Imagine feeling painfully alone and wanting desperately to feel connected to other human beings, yet feeling like you are looking through what seems like an invisible force field. This is how many abuse and assault survivors feel. Their soul so deeply wounded they feel extremely fearful and fragile. Their emotional and spiritual wounds make them seem difficult to deal with which often puts off members of a church body whose lives are so full and busy they have no time for coaxing the hurting from behind the assumed “silliness” and “attention seeking” of the person’s unusual behavior. This impatience and quick dismissal, or worse accusations of laziness or demonic influence by members of Christ’s body often magnifies the isolation felt. I remember those feelings well.
I still remember every ignorant and cruel remark flung my way by Christians who lacked compassion for the wounded and sick, for those whose behavior doesn’t fit neatly in their box of acceptable, low maintenance behavior. I still feel the tightness in my chest that causes me to lose my breath as I would watch the fellowship and “passing of peace” in the opening minutes of the service. I feel the deep cut to my spirit as church members greet each other with handshakes, hugs, and hearty “glad to see you” remarks, all the while passing me by even avoiding eye contact.
How Christ must weep at every lonely, hurting heart seeking the fellowship of His body and finding none. Worshiping God and the teaching of His Word is the backbone of the church but loving those the world calls “un-loveable”, befriending the lonely, caring for bruised reeds and fanning into flame the flickering flames is certainly the flesh of the Church. If you love those who love you, what benefit is that to you…And if you do good to those who do good to you, what benefit is that to you? (Luke 6:32-33). The passage goes on to say that we are to love and do good expecting nothing in return, imitating the Most High God, for he is kind to the ungrateful and the evil, therefore be merciful as your Father is merciful. (see Luke 6:35-36).

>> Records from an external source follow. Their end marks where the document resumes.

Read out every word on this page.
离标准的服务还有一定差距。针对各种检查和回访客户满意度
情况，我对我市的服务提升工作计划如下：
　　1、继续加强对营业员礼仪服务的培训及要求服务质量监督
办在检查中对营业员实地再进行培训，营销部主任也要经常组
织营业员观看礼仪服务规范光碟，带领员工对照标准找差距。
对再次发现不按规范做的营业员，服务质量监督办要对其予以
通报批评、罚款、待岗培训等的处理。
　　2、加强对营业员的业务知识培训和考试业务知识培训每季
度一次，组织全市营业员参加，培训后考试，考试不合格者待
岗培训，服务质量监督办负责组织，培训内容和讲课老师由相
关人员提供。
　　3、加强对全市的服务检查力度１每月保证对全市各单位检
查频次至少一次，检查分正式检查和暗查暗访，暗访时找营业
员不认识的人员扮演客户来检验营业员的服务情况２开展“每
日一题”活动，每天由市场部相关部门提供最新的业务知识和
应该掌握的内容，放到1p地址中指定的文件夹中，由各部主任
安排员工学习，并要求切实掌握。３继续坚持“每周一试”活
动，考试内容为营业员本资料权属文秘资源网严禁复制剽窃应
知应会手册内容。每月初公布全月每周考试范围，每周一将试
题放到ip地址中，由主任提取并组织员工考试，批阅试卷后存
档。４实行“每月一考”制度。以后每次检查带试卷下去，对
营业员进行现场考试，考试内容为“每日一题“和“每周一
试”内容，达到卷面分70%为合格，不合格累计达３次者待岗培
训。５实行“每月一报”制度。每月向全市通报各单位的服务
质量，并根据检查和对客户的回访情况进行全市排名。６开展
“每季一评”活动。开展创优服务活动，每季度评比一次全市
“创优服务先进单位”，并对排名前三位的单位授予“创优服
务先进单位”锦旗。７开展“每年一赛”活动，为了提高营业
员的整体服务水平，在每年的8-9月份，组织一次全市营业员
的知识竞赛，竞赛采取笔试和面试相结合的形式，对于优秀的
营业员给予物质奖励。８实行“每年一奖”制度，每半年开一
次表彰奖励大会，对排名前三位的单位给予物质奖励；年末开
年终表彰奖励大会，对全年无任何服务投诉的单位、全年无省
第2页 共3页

I am so thankful for those in my church who patiently and lovingly brought me into their lives and circle of fellowship. To some I am still invisible, there I also must show grace, for we are all under the grace of Christ. He is continuing to work in my life and the life of His bride, the Church. The fellowship of Christ’s body can be such a place of healing and support if they are willing to be so for more than only neatly wrapped individuals.
Be challenged by the love of Christ to offer fellowship to the new, the barely familiar and the struggling in your church. Be used by God to help end someone’s “on the outside looking in” feelings. Change lives of those desperately hungry by inviting them to the wedding feast of God’s love through the fellowship of the Church, for every believer is an equal part as the bride of Christ.